January 5, 1929 — I have now fully resolved to kill Doctor Henry Moore, and a recent incident has shown me how I shall do it… A party from Uganda brought in a black with a queer illness which I can’t yet diagnose. He was lethargic, with a very low temperature, and shuffled in a peculiar way. Most of the others were afraid of him and said he was under some kind of witch-doctor spell; but Gobo, the interpreter, said he had been bitten by an insect. Spectral-looking — I don’t wonder the boys lay it to black magic. They seem to have seen cases like it before, and say there’s really nothing to do about it.

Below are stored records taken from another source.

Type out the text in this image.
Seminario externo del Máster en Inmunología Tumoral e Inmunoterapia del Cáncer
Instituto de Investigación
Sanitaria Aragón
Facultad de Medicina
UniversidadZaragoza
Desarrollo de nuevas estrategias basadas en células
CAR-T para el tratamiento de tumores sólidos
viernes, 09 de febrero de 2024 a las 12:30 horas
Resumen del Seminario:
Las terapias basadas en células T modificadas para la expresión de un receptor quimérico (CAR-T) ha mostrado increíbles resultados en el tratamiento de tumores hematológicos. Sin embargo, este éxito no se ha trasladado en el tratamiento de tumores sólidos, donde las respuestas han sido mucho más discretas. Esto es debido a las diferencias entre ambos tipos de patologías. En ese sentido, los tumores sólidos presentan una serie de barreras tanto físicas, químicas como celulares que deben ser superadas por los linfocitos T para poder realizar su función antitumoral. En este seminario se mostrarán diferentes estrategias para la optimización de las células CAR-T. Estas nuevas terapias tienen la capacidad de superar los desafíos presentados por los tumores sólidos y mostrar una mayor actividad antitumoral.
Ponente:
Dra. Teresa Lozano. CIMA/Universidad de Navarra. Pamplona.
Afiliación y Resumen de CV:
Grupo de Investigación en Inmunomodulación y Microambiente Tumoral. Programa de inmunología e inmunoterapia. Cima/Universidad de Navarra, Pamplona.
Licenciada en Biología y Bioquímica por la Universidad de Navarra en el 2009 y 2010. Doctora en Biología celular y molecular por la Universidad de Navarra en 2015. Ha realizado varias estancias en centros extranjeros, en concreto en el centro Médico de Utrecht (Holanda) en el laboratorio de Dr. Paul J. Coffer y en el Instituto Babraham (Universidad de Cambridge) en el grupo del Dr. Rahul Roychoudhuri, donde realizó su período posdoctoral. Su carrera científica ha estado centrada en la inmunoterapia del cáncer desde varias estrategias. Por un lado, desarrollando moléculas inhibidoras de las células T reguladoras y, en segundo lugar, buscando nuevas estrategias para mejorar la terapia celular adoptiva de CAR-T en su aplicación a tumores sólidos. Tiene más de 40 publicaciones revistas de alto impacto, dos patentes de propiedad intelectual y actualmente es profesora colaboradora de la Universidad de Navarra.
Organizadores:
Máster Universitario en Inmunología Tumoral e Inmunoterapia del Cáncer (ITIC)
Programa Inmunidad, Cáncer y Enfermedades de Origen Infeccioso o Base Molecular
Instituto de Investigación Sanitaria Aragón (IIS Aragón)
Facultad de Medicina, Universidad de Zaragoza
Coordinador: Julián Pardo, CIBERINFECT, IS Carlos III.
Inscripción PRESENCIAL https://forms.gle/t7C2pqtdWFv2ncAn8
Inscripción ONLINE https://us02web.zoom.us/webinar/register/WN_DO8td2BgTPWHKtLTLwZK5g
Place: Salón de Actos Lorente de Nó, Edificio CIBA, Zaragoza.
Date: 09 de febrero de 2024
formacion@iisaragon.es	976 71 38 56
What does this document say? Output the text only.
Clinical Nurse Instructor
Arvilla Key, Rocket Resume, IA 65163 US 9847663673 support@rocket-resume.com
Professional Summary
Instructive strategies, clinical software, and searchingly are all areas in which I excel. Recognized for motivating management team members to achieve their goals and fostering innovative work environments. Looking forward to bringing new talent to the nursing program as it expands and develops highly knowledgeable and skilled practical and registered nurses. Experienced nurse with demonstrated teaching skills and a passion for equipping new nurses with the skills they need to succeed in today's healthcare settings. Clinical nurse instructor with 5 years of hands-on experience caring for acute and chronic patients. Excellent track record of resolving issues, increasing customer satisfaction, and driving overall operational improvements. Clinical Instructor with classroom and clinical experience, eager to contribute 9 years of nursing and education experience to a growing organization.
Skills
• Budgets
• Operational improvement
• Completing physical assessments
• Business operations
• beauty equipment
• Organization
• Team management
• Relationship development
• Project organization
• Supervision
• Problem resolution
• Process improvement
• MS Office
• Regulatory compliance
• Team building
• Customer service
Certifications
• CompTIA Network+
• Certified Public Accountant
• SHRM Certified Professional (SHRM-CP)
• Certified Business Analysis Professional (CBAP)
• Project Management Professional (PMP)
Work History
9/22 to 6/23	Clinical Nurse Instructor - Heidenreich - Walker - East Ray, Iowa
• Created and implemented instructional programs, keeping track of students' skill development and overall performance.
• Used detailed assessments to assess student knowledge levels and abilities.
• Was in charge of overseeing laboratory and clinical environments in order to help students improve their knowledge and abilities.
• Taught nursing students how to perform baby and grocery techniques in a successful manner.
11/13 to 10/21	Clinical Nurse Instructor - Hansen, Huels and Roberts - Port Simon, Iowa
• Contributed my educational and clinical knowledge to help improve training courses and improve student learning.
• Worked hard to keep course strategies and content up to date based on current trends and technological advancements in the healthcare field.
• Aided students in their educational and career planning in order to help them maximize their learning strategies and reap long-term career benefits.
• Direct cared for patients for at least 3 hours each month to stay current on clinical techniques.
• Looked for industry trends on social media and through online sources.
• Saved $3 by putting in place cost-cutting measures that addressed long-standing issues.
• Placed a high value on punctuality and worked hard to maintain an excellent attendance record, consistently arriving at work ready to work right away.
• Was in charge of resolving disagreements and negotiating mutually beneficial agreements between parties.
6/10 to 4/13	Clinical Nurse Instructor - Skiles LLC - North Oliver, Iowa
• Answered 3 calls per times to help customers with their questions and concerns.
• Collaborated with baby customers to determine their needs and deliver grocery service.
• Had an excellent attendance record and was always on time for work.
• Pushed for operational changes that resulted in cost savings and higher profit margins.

— H. P. Lovecraft, “Winged Death,” 1933
The Kingdom of Mali, 1375. It is the golden age of this African empire, with trade flourishing between its polar cities of Marrakesh and Timbuktu. Islam is growing here in Central Africa, due to a persuasive peace between local Central Africans and educated immigrant Arabs. But the kingdom is ruled by a cruel and arrogant despot, Sultan Diata II, whose lavish train of elephants, slaves, and golden carriages on his pilgrimage to Mecca made the continent gasp at his ostentatious display of wealth. Unfortunately for Diata, his days of opulence are numbered. The North African historian Ibn Khaldoun wrote that the Sultan “had been smitten with the sleeping sickness, which frequently affects the inhabitants of that region, especially the chieftains… Those afflicted are virtually never awake or alert. Sultan Diata had suffered for a duration of two years, after which, he died.”